Un ordinateur de papier

Au départ, rien ne prédestinait Alan Turing à se distinguer dans la société. Rien, ou presque. Né en 1912, il est séparé très jeune de ses parents, partis pour l’Inde où son père travaille pour le compte de l’Empire britannique. Relégué dans un pensionnat, il exerce son rôle de cancre à la perfection : copies bâclées, notes insuffisantes... Il n’y a qu’en mathématiques que les choses roulent correctement. À l’adolescence, il fait même sa première « découverte » - modeste, certes, mais remarquable pour son âge – dans le domaine des suites numériques. À force de travail acharné, il intègre le prestigieux King’s College de l’université de Cambridge.

Dans les allées rectilignes de son « College », il se fascine pour les déplacements des autres étudiants et des professeurs. « Je vois les gens comme un ensemble couleur rose de données caractéristiques », raconte-t-il à qui veut l’entendre. Tout semble calculable pour ce génie des nombres qui s’intéresse aux travaux de David Hilbert. Selon ce scientifique allemand, chaque problème mathématique a une solution… Il ne reste plus qu’à trouver la recette qui permettrait de reconnaître à coup sûr une proposition vraie d’une proposition fausse. « Pourquoi ne pas confier ce travail à une machine capable de penser par elle-même ? », se demande Alan Turing. Nous sommes en 1936 et le concept d’ordinateur vient de naître… au moins sur le papier.

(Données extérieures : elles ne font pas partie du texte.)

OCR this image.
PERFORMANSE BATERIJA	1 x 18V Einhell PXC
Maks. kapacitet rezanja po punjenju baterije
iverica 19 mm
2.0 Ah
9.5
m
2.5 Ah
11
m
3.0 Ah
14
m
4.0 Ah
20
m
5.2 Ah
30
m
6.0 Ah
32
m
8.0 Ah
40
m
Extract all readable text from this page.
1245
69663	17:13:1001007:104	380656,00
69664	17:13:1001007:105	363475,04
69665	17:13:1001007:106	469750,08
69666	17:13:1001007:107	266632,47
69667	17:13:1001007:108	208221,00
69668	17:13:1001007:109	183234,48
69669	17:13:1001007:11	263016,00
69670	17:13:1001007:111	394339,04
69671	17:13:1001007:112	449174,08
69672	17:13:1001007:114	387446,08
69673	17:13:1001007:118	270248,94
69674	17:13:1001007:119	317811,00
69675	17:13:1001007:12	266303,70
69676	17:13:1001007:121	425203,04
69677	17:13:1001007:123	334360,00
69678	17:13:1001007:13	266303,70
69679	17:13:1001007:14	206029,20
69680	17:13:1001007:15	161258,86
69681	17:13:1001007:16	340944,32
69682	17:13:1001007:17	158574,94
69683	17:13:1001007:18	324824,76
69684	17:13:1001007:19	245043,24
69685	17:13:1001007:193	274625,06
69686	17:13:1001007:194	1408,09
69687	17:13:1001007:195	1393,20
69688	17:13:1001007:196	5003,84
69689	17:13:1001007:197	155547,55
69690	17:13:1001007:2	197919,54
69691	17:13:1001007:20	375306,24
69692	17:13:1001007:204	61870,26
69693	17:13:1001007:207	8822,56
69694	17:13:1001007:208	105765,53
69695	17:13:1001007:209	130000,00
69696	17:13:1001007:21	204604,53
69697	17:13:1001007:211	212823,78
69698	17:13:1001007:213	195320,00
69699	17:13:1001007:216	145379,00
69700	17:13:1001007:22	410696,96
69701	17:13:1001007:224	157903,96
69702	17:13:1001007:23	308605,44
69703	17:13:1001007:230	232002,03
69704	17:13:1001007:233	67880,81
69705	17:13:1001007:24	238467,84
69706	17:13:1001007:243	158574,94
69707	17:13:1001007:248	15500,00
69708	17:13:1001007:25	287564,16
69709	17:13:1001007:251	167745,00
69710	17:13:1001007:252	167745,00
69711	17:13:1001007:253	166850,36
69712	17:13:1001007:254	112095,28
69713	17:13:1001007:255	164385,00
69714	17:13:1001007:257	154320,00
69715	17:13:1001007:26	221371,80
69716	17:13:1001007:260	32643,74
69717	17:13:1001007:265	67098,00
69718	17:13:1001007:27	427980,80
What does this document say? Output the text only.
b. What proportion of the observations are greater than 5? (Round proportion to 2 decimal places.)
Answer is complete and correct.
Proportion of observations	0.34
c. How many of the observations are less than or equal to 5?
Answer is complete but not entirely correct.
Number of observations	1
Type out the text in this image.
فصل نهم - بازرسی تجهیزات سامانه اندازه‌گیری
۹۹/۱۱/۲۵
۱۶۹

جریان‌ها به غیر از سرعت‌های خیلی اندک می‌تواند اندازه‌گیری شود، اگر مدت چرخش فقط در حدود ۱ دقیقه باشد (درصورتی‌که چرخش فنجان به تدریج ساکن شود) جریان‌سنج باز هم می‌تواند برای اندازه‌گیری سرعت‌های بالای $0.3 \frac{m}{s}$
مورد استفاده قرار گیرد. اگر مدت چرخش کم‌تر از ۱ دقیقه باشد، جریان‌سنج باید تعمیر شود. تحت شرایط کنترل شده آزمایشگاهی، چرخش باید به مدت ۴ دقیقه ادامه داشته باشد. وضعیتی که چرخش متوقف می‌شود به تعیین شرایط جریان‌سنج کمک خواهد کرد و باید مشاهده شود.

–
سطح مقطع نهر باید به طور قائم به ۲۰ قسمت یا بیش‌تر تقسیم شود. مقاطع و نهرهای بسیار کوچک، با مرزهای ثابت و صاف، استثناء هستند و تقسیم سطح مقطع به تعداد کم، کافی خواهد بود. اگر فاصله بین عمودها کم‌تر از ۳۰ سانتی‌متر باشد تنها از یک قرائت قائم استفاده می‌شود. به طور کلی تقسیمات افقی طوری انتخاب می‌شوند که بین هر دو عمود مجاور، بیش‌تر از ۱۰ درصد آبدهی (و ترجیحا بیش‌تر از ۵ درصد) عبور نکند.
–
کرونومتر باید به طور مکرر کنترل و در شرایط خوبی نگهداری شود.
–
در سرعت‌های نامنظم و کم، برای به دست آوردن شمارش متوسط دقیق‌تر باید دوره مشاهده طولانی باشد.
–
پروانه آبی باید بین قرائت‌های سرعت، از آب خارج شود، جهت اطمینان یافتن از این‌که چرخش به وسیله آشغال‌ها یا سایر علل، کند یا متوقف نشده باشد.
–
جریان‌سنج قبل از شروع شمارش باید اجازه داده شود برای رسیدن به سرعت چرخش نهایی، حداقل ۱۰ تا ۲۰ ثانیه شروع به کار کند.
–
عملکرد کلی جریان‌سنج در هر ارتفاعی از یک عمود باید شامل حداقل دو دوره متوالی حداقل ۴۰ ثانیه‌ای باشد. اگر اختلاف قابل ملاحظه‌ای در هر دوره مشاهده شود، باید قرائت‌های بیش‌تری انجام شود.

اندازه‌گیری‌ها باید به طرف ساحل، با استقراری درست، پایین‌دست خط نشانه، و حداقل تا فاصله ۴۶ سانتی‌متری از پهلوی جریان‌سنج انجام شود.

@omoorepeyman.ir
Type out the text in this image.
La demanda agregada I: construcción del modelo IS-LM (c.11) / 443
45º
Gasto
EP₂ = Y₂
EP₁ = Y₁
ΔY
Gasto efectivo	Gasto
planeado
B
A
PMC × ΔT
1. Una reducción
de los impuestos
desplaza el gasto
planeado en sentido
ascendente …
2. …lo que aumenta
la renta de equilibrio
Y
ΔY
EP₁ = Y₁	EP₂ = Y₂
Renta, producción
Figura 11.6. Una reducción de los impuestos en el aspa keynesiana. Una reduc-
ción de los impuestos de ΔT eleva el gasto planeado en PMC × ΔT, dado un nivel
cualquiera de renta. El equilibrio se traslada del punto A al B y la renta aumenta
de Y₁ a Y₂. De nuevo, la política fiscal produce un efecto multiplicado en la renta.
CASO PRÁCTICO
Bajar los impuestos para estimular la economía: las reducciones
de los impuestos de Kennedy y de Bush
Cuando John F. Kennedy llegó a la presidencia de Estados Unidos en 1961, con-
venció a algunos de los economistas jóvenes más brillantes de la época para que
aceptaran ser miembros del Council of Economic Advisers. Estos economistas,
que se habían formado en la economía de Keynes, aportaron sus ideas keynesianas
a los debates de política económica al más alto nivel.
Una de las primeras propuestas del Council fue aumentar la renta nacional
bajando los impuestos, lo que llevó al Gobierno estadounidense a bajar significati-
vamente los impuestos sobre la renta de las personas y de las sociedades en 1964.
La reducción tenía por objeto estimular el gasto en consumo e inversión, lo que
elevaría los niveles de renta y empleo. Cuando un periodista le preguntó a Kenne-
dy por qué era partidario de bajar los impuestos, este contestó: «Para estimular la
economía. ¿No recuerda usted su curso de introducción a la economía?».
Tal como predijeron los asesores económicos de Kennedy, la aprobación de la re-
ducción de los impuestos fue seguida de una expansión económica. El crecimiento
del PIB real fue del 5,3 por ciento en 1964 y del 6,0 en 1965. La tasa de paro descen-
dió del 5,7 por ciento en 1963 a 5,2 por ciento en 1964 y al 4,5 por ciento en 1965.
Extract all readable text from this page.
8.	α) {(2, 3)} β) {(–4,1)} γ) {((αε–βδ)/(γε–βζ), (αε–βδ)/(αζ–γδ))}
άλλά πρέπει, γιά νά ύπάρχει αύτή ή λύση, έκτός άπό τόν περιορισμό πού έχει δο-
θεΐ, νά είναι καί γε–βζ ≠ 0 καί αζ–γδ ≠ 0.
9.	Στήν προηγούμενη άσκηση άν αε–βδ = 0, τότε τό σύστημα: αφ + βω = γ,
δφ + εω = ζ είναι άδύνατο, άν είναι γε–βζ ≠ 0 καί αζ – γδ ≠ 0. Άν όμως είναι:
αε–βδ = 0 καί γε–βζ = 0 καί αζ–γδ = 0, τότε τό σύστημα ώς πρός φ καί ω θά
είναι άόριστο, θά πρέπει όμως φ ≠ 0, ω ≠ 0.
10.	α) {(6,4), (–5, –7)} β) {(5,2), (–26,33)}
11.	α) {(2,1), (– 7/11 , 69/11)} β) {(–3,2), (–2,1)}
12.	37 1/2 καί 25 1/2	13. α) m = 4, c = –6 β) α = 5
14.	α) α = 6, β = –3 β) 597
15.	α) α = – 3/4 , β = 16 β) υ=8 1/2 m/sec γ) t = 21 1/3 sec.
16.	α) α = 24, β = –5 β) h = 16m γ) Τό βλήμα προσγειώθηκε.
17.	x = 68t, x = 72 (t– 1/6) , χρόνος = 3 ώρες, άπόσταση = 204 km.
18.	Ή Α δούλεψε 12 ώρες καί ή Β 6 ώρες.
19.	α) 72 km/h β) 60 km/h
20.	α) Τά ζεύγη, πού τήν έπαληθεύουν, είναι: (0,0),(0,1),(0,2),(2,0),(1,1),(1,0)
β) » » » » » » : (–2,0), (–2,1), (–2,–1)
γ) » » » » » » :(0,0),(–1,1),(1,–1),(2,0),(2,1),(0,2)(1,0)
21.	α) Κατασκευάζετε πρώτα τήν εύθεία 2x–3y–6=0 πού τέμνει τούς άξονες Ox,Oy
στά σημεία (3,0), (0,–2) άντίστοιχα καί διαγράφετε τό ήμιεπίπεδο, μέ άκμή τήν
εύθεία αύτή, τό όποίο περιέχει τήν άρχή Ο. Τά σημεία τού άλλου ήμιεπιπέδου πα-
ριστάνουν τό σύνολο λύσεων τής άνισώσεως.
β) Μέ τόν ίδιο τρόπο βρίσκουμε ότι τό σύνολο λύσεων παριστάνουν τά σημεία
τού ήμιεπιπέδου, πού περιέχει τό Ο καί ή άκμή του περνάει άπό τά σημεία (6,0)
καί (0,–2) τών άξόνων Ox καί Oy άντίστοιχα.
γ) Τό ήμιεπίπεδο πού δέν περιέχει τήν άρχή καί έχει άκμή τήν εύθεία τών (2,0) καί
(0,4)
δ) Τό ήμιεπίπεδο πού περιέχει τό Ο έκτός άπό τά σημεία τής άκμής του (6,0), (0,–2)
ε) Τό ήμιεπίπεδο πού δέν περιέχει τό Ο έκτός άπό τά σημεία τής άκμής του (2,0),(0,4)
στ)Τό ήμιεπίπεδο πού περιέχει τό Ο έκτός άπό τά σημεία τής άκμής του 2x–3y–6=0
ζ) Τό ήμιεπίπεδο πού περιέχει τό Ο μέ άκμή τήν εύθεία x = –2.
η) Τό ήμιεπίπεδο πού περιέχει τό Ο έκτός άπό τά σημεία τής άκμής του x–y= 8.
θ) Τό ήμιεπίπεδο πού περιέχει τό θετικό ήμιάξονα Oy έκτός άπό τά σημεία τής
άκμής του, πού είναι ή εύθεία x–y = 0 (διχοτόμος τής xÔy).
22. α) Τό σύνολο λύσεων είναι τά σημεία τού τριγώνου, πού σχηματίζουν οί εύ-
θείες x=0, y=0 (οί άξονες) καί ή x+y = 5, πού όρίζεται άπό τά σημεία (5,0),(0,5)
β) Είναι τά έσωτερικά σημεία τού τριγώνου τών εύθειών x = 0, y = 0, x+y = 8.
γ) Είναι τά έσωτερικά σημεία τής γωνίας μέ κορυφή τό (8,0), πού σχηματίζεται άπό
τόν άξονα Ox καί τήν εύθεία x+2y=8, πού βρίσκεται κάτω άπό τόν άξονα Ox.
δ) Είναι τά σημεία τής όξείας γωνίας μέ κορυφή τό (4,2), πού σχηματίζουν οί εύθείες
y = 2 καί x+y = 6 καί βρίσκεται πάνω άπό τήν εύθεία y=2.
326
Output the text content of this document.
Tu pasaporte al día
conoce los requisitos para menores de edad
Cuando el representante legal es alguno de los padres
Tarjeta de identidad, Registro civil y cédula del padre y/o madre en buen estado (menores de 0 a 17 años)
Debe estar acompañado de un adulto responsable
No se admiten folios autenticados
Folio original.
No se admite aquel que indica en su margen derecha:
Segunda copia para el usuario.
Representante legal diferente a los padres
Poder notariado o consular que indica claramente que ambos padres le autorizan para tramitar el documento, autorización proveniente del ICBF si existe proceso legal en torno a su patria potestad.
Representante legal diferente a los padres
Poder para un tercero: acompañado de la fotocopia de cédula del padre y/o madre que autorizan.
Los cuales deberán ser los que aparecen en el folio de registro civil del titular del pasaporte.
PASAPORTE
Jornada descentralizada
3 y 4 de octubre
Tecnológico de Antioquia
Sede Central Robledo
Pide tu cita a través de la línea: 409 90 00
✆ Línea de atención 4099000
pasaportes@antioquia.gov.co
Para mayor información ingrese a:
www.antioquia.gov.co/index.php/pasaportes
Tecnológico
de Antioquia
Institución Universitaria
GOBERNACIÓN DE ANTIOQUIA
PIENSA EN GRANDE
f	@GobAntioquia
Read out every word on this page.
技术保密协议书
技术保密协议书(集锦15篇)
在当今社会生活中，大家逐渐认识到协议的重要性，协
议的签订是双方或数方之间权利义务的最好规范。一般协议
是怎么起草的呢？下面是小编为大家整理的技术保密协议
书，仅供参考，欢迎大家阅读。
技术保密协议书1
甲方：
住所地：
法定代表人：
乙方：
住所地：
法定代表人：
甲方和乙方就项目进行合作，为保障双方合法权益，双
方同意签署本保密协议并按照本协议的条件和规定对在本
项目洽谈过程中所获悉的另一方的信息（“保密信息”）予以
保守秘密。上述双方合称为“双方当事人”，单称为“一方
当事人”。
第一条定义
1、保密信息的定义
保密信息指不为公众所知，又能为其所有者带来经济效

Le jeune Turing se sent à l’étroit à Cambridge qu’il quitte pour Princeton, aux États-Unis. Là, il met au point un code secret en principe indéchiffrable. Il envisage un temps de le vendre au gouvernement britannique, mais renonce pour des raisons morales. Peu féru de choses militaires, Alan Turing a tout de l’anticonformiste. Un trait de caractère qui se manifeste jusque dans sa tenue.

« Il se moquait des apparences, surtout de la sienne, et avait toujours l’air de sortir du lit. […] Ce que les gens remarquaient en premier, c’étaient ses mains, réellement curieuses, avec des arêtes bizarres sur les ongles. Elles n’étaient jamais vraiment propres ni nettes et bien avant la guerre, il avait pris la fâcheuse habitude de se mordiller, par pure nervosité, la peau autour des ongles. »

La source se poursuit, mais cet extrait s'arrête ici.